前不久,我参加了一个题为“新冠大流行背景下中东对华舆情”的网络虚拟研讨会。会上,近30位中国学者、记者研讨了相关议题,其中有些发言谈及疫情暴发以来中国在阿拉伯世界的形象。发言者分析了阿拉伯世界主流媒体的相关新闻、报道、评论,涉及知名报纸《中东报》在内的平面媒体和电视媒体,有一份研究还抽样调查了网络社交媒体。

相关研究大致得出以下结论:一,“中国”在阿拉伯媒体关于疫情的各类报道中占据大量篇幅;二,阿拉伯舆论对中国的立场呈多元态势:有的钦佩同情,有的中立旁观,也有的批评指摘,甚至幸灾乐祸;但总体而言,客观分析占据主流;三,有些批评中国的调子很高,言辞空前犀利,部分文章的语气近乎谴责和定罪;

四,许多观点在不同程度上受西方、特别是美国立场的影响,表明美国和西方话语对阿拉伯舆论的影响力强于中国话语,这与语言、经验、专业性等因素有关;五,有些文章显示作者对中国知之甚少,既不了解中国的历史和现状,又不了解其多元性和复杂性。

对于部分阿拉伯媒体针对中国的公开批评,与会的多数中国学者并不感到奇怪。一位学者将这场疫情比作一道从天而降的雷电,击中一座房子并引起火灾,而房子的主人未能及时扑灭大火,使火势殃及邻宅。一些邻居因此迁怒于这位房主,而原本就对他怀有积怨或与之较劲的邻居更是借机生事,这都不足为奇。

但这位学者紧接着说,这种愤怒虽然合乎情感,但从理性和现实的角度观之则于事无补。因为只有所有邻居戮力同心,尽快扑灭大火,在最大程度上减少损失,才符合所有人的利益。

以下,我就阿拉伯舆论普遍关注的几个议题谈谈自己的看法:中国与疫情到底是什么关系?在疫情的背景下,中国如何看待世界?如何看待阿拉伯?

确实,新冠病毒首先于去年12月在中国武汉暴发,但并不能由此断定病毒的发源地就是中国。确定病毒源头及其从自然界传播到人类并波及全球的路径,是一个要以客观和专业的态度加以研究的科学问题。事实可以佐证这个观点:法国科尔马市的研究人员不久前宣布,去年11月就发现了无中国旅行史的法国病人呈现出感染新冠肺炎的症状;而据美国媒体报道,在武汉暴发疫情之前,美国就出现了类似病例。

我之所以强调这些,是因为历史上曾有过弥天大错。被误命名为“西班牙流感”的病毒曾于1918年前后导致5000多万人丧身,但科学家后来证实,该病毒起源于美国堪萨斯州的芬斯顿军营,由美国军人带到西班牙,然后从那里蔓延至全世界。
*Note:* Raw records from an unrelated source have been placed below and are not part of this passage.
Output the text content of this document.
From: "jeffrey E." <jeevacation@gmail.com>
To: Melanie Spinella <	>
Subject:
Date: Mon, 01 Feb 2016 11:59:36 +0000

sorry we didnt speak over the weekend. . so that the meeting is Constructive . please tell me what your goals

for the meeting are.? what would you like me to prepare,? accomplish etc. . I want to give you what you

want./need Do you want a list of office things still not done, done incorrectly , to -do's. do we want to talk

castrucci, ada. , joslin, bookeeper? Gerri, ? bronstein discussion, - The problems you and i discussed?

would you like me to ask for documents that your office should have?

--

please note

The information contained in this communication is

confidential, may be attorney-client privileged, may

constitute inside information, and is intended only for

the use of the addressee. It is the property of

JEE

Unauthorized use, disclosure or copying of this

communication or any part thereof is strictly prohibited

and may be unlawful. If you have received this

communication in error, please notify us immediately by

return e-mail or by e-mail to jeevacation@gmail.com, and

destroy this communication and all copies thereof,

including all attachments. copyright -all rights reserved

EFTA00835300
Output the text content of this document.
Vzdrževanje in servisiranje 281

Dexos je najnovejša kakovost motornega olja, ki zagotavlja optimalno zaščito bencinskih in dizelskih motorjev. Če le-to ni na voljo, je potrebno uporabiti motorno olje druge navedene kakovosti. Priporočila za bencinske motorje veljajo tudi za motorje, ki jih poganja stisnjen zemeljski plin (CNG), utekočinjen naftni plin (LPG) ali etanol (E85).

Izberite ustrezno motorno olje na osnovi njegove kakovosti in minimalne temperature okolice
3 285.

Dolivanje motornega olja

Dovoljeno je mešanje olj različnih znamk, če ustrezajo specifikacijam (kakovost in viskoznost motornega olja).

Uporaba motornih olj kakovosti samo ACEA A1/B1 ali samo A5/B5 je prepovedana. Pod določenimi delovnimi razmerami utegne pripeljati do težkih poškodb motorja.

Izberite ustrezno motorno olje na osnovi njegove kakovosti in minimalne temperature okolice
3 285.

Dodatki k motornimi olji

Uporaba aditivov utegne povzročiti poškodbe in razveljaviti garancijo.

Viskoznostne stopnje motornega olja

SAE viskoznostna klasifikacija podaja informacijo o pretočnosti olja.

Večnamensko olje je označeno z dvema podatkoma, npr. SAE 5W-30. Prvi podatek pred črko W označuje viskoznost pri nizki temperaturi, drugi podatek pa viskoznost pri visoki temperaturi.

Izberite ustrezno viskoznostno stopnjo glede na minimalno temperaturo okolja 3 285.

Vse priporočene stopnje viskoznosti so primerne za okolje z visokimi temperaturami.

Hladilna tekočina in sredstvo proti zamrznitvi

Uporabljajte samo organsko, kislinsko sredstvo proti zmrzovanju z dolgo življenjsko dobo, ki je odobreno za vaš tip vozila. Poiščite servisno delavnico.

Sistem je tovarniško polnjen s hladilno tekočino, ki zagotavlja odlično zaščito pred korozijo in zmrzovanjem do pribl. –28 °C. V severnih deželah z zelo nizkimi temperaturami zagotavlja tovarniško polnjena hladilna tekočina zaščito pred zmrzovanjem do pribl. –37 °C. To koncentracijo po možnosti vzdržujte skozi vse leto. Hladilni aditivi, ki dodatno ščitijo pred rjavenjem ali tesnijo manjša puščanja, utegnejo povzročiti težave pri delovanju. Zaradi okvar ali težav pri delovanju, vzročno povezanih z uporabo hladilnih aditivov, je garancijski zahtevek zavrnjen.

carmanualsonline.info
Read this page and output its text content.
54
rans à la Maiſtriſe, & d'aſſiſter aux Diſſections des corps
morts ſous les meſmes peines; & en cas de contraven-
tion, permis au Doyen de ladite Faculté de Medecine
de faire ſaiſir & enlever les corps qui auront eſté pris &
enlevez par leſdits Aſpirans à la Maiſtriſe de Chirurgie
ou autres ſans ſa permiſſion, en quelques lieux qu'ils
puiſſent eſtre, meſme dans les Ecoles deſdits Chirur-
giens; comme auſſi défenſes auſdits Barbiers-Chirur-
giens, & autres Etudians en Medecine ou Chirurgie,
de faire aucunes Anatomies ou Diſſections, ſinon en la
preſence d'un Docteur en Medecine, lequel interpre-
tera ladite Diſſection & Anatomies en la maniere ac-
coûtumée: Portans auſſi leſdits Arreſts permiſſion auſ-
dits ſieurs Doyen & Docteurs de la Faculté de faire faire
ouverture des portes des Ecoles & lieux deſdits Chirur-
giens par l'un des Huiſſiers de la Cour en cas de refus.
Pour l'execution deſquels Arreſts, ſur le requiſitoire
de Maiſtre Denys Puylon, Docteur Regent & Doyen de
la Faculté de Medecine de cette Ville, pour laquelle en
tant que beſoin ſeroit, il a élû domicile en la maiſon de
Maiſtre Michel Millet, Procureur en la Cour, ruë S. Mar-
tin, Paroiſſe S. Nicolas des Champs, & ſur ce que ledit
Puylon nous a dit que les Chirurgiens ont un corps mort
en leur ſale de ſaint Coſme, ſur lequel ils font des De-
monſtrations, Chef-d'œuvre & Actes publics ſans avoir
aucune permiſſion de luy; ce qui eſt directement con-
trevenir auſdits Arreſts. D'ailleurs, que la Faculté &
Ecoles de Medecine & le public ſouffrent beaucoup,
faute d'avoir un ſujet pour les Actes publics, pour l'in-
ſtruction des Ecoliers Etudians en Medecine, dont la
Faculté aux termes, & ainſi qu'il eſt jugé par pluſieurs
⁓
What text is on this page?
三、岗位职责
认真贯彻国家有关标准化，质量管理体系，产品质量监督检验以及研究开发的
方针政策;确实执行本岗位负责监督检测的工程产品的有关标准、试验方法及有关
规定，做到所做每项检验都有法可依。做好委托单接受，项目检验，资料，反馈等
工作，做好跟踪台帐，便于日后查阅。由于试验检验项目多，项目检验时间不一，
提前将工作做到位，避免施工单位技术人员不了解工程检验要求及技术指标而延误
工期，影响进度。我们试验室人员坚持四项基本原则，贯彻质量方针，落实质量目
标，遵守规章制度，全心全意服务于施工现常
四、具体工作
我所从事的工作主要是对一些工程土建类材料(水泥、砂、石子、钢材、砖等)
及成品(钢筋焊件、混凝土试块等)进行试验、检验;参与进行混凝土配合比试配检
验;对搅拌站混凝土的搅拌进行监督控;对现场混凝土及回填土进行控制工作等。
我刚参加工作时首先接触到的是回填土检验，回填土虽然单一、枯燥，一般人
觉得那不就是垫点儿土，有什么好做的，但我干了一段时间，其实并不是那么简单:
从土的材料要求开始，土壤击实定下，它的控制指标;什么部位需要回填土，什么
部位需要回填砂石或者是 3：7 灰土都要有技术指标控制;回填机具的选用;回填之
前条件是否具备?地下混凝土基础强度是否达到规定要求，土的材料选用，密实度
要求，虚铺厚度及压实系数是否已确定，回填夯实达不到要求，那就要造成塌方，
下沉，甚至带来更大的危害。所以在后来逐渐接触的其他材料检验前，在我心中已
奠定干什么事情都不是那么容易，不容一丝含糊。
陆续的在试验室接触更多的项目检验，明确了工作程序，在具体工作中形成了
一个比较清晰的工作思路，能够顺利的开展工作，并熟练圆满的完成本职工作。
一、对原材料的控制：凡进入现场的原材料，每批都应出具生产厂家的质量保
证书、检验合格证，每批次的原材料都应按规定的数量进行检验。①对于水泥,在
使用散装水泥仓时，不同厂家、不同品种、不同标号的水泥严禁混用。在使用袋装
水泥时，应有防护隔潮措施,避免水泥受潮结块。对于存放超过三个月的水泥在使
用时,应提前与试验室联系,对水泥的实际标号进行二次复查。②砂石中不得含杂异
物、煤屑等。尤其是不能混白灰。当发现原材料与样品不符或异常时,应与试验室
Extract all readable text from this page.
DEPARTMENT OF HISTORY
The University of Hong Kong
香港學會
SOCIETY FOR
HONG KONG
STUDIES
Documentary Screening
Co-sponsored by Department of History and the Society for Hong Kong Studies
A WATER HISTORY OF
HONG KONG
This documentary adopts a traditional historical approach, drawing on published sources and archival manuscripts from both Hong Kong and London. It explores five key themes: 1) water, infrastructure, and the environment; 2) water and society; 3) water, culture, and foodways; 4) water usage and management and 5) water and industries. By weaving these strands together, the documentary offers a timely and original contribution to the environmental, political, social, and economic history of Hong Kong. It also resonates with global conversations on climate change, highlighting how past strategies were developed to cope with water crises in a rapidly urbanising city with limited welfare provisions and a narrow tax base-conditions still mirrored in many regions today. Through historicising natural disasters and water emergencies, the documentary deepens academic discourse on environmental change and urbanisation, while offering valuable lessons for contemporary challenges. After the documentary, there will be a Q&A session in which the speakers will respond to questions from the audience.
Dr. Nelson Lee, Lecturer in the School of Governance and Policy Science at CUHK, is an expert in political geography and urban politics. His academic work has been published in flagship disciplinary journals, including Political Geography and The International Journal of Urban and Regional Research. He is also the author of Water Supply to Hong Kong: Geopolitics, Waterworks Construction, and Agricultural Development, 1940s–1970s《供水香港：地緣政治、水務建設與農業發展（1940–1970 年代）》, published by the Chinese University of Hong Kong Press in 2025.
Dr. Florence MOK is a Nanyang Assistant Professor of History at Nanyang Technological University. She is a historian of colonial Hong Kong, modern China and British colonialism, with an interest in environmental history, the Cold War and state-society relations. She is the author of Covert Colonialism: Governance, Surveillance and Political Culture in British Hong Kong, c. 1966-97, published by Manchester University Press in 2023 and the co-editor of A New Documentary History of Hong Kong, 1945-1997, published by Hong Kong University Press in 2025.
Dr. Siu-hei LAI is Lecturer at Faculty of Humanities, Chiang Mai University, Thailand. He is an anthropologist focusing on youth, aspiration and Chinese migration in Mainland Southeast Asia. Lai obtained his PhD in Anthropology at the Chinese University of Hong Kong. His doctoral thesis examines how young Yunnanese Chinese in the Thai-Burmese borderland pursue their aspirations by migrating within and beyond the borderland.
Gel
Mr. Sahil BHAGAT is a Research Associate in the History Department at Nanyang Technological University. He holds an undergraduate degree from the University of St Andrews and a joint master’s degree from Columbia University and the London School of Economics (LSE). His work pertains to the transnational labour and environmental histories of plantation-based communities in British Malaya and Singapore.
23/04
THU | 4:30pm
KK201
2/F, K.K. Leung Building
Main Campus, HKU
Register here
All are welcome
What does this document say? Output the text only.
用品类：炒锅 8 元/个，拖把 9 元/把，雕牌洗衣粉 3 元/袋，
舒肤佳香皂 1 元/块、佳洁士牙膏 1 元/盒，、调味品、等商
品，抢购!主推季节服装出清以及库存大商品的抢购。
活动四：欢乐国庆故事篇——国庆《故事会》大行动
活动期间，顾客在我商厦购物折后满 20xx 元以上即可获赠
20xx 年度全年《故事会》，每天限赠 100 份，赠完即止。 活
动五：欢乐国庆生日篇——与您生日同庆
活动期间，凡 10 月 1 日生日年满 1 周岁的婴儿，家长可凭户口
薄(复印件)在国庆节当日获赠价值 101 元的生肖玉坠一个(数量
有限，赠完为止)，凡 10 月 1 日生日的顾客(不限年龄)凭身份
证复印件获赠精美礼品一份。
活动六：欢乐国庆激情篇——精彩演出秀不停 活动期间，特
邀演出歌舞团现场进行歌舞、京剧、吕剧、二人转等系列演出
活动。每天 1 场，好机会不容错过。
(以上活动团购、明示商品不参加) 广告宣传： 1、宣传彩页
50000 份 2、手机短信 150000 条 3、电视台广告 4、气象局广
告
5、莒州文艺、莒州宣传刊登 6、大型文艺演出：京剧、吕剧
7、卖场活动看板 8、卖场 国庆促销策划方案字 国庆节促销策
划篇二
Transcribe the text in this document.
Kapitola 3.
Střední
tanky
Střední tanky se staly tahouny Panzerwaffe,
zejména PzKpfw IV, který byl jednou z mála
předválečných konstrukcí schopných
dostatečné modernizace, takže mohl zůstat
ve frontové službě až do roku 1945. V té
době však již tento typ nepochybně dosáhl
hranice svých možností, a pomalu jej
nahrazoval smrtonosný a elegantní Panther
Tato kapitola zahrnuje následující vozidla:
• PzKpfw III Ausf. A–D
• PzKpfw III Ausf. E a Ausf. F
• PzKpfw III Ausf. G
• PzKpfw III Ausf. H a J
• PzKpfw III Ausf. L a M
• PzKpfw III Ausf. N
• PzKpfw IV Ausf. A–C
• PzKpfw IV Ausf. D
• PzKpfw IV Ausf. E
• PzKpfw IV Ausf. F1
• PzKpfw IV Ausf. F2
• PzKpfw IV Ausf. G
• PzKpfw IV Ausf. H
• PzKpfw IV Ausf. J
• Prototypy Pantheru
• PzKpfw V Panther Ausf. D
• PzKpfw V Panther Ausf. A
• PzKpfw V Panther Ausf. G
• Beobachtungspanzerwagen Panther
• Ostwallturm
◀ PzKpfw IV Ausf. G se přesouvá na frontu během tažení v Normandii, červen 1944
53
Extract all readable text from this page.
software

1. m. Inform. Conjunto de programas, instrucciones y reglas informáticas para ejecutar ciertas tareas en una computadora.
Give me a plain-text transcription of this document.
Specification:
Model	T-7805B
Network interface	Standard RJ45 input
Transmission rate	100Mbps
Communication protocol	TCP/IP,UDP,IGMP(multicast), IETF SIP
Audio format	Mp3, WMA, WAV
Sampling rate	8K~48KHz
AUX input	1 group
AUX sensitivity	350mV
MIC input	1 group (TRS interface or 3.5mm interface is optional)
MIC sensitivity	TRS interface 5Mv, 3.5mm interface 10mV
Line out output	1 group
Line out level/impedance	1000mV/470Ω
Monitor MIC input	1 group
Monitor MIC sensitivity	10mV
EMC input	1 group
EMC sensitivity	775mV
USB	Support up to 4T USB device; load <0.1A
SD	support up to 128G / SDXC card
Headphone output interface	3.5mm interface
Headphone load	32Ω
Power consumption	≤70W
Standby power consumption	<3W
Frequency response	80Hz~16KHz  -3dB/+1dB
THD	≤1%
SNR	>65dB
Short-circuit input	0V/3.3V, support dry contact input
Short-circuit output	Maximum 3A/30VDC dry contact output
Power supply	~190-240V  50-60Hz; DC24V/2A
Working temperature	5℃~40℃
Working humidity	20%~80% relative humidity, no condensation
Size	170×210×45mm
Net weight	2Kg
至于中国政府为遏制疫情所做的努力、中国对美国政客和媒体的一系列指责做出的回应,阿拉伯读者可通过官方表态了解详情。尤其是中国外交部5月9日发布的那篇长文,其中援引了国内外大量的权威科学资讯。

就个人而言,我认为中国政府,尤其湖北省和武汉市地方政府在疫情初期的应对并非尽善尽美,无可挑剔。但问题是,面对这样一个全新、不为人知而又颇为狡猾的病毒(现已知,无症状感染者也能携带并传播病毒,病毒防控因而变得极为艰难),美国政府或任何别国政府,若处在中国的位置,就敢说自己能更好地管控危机?该问题之所以切中要害,是因为我们都目睹了自3月份疫情在美国暴发至今,特朗普政府的应对是如何混乱不堪。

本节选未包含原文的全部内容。